# A850, I went for one



## cosmonaut (Feb 3, 2012)

After several days of negotiating, bartering and wheeling and dealing I have found a Sony a850 and I may have in in a week or two. I sold my E5 and 12-60mm lens and, bought the A850. It comes with two primes 50mm and 28mm but I also ordered the 28-75mm. Not the best lens but it's a start. The 28-75 still gets good reviews. This will be my landscape rig and I will use the NEX 7 and a77 for family things, parks, fairs ect. Maybe a Carl Zeiss this summer. I have been shooting with Olympus since day one so I feel like a trader. With that said I think they are moving away for traditional DSLRs and I can't hang my hat on an uncertain future


----------



## Sw1tchFX (Feb 3, 2012)

Shooting at base ISO, i'm not totally sure what advantage the A850 has over your NEX7 or A77 for landscapes..

The A77 has live view which is great for ensuring critical focus, is also 24MP, has better low light performance, and i'm sure has just as wide of FOV as the 28mm on the 850.


----------



## SJGordon (Feb 3, 2012)

Actually the a77 is a APS-C sensor and the A850 is a full-frame sensor.  The FOV is not the same with the 28mm lens, even though they both have 24 MP.  Looking at RAW images, I wouldn't want the high ISO performance of the a77 as it is much nosier than the a850 past ISO 200.  It only has better high ISO when shooting jpeg images and the camera adds it's noise reduction.  Plus the a850 has much better image quality than the a77 due to the loss of light through the translucent mirror. 
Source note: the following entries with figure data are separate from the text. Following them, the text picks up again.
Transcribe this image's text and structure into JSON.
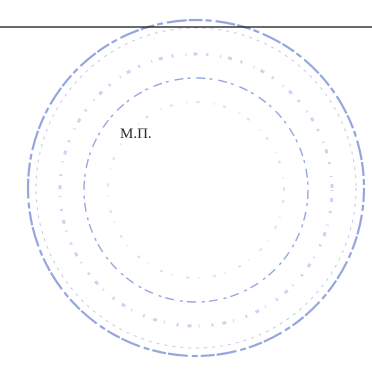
{
  "document": {
    "stamp_label": "М.П."
  }
}
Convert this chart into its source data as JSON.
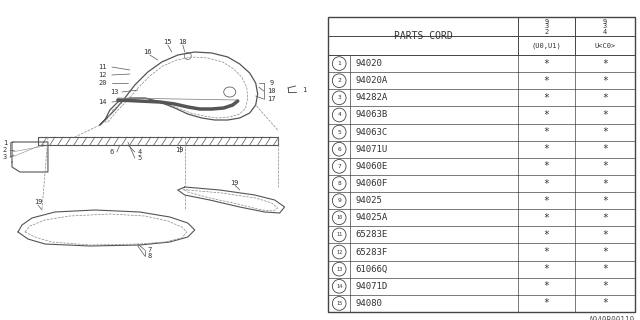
{
  "catalog_code": "A940B00110",
  "bg_color": "#ffffff",
  "rows": [
    [
      "1",
      "94020",
      "*",
      "*"
    ],
    [
      "2",
      "94020A",
      "*",
      "*"
    ],
    [
      "3",
      "94282A",
      "*",
      "*"
    ],
    [
      "4",
      "94063B",
      "*",
      "*"
    ],
    [
      "5",
      "94063C",
      "*",
      "*"
    ],
    [
      "6",
      "94071U",
      "*",
      "*"
    ],
    [
      "7",
      "94060E",
      "*",
      "*"
    ],
    [
      "8",
      "94060F",
      "*",
      "*"
    ],
    [
      "9",
      "94025",
      "*",
      "*"
    ],
    [
      "10",
      "94025A",
      "*",
      "*"
    ],
    [
      "11",
      "65283E",
      "*",
      "*"
    ],
    [
      "12",
      "65283F",
      "*",
      "*"
    ],
    [
      "13",
      "61066Q",
      "*",
      "*"
    ],
    [
      "14",
      "94071D",
      "*",
      "*"
    ],
    [
      "15",
      "94080",
      "*",
      "*"
    ]
  ],
  "line_color": "#444444",
  "text_color": "#333333",
  "draw_color": "#666666"
}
There are numerous comparisons online already and they all show the same thing.  Check out DxOMark for a side-by-side comparison.


----------



## cosmonaut (Feb 3, 2012)

The advantage I want is off tripod night shooting. The DXO marks for low light on the a850 is almost double that of the a77, which I could have lived with but the Olympus E5 was quickly becoming a grandfather that I had no use for anymore. I really wasn't using it and when the opportunity presented itself I just couldn't turn it down. Between the Sony's I have I am done upgrading for a long time. That's my goal anyway. 
 I find the low light DXO marks accurate for the cameras I have owned in the past. Some disagree with DXO marks. Most times they just don't want to face the facts that they present, denial.


----------



## kassad (Feb 3, 2012)

I have been watching the ebay price drop on a850 and a900 for a couple of weeks now.  I'm really want one.  Let's us know what you think of the a850


----------



## cosmonaut (Feb 3, 2012)

kassad said:


> I have been watching the ebay price drop on a850 and a900 for a couple of weeks now.  I'm really want one.  Let's us know what you think of the a850


I will it's coming from over seas it will be a couple of weeks. I know it can't touch the Nikon D3x.


----------



## jrobert (Jun 1, 2013)

Good one, I am sure you will love the A850.  Just as an aside, I have a strong feeling that in time the full frame  issue will not be a problem as technology is improving at such a rapid rate that you won't be able to tell the difference between an APS or FF ,  

I would not mind guessing that even now not a lot of people can spot the difference .


----------



## OLaA (Jun 1, 2013)

jrobert said:


> Good one, I am sure you will love the A850.  Just as an aside, I have a strong feeling that in time the full frame  issue will not be a problem as technology is improving at such a rapid rate that you won't be able to tell the difference between an APS or FF ,
> 
> I would not mind guessing that even now not a lot of people can spot the difference .



This thread is over a year old. And technology can't change the fact that a sensor is smaller than another. Crop factor and dof are two things to consider when choosing a body.


----------